Luckily, what Hatherley appears to lack in interest in football (and its role in the city's regneration), he makes up for in his architectural descriptions. He appears to be the only person to ever have used the term "Yeltsin-Constructivism" and what a great, unique way to describe what is probably Manchester's most iconic and important building, the centre of a global commercial empire and (despite what Hatherley appears to think) probably the most enduring narrative in world football.
It makes you wonder whether the architects consciously had the idea of some sort of postmodern 1990s form of Russian Constructivism in mind when they redesigned the stadium. Whilst there is no record (on Google) of anyone using the term "Yeltsin-Constructivism," there is a group called the New Constructivists, whose aim is to explore constructivism's "stylistic relevance to the contemporary world in terms of the use of line, planes, precision and formal ordering of visual elements."
This wouldn't have been the first time Manchester United have been associated with the imagery of the Soviet Union, and I don't mean the Red Army's 1974 "plan to invade Manchester." United fans have long referred to themselves as the Red Army. The Republic of Mancunia has recently become a popular slogan, with its attendant image of clenched fists and red stars (not to mention the occassional hammer and sickle). In a recent article on the football website In Bed With Maradona on Manchester United's left-wing tendency, I suggested that this may have stemmed from the industrial character of the area around Old Trafford (visited in 1961 by the cosmonaut Yuri Gargarin).
It's hard to imagine any other area in the UK making such a play on this perceived left-wing identity - "red" in more than one sense of the word. The irony is obvious and many have pointed it out in response to the IBWM article. The club whose fans align themselves with the imagery (if not necessarily the politics) of the far left (possibly reflected in the design of the stadium), are also famously successful at global marketing and closely identified with huge sponsorship deals with the likes of insurance giants AON, car manufacturers Chevrolet, logistics firm DHL and watchmakers Hublot. A far cry (as Hatherley seems to be hinting at) from the innocent world of Law, Best and Charlton, modest salaries and sponsorless shirts.

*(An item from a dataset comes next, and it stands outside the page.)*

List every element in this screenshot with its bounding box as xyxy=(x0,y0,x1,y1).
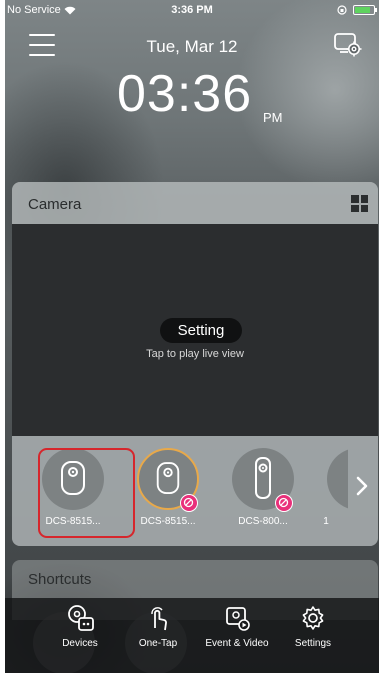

Football is the global sport and Manchester United are its common currency. Its brand strategists have successfully tapped that huge market and Old Trafford is the symbolic centre of what I earlier described and what can only be described as an empire. It stands alongside the Nou Camp, the Bernabeu and the San Siro as a monument to European club football's global dominance. With the term "Yeltsin-Constructivism," Owen Hatherley may have summed up its unusual aesthetic.